Footwork, the latest mutation of Chi-town’s Ghetto-House continuum is based around upbeat, 160 bpm tempos, Frankenstein-esq digital mutilations of the human voice, fat subbass and limb-confounding poly-rhythms with lots and lots of tom toms. It simultaneously sounds like all dance music smushed together and like nothing else before it. Volume 1 was all about showcasing this genre’s strangeness. Volume 2, its diversity.
Jlin goes in with two of the highlight tracks – ‘Exotic Heat’ with its N-Type-esque saw tooth wobble and militaristic drum rolls and ‘Asylum’ which hits with the epic force of Holst’s ‘Mars’. Traxman’s ‘Funky Block’ takes an old Funk lick and speeds it up, slows it down, plays it backwards and forwards to both hypnotic and maddening effect. Gloopy.
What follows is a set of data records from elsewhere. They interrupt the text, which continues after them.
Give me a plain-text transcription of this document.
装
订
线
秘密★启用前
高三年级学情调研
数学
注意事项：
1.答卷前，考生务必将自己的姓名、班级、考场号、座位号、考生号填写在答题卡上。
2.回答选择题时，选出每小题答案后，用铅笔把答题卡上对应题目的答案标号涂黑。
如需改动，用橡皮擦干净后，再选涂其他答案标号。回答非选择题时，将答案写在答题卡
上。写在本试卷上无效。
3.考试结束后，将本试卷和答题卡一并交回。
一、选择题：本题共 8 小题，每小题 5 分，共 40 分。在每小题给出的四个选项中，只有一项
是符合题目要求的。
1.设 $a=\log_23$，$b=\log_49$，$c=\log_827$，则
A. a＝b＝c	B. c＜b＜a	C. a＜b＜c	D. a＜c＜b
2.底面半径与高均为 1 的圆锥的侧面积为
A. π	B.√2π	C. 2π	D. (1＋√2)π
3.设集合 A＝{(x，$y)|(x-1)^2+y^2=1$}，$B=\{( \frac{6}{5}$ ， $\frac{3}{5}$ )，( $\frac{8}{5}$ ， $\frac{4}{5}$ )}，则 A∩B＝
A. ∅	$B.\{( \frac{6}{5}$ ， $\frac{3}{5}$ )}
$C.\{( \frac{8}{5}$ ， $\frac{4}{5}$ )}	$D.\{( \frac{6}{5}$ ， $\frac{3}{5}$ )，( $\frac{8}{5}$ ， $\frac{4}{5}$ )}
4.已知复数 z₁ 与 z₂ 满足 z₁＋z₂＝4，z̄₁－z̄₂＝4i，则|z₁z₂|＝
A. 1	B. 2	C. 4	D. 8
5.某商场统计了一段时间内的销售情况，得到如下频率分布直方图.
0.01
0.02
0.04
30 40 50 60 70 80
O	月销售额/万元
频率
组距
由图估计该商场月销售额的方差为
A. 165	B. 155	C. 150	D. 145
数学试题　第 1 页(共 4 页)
On ‘Bullet Proof Soul’, Boylan arranges his toms into a rolling breakbeat, layers them with jazzy piano and then throws some pitched up Hardcore diva into the mix, bringing to mind a deranged cousin of LTJ Bukem’s Jazzy Jungle. ‘DJ Client #1’ sounds like a condensed history of African-American rhythmic experimentalism, drawing the links between Jazz, Funk, and now, Footwork. Young Smoke’s ‘Wouldn’t Get Far’s phaser-drenched vox and halfstep beat evoke the Housier-end of Joy Orbison. DJ Metro’s ‘Burn Dat Boi’ represents the olds-school Chicago sound with its menacing hip-hop vocals.
Unfortunately, the only sound missing is that which is most likely to win Footwork new fans. More melodic, rhythmically palatable, housey tracks like DJ Rashad’s ‘Nite Love’ or ‘Deep Inside’ are conspicuous by their absence. Such are the tracks that anyone could listen and instantly love, and importantly, know how to dance too. Their non-inclusion seems obstinate and elitist. Yet those who persevere will find an album for the mind and for the feet, to love because of, not despite, its weirdness.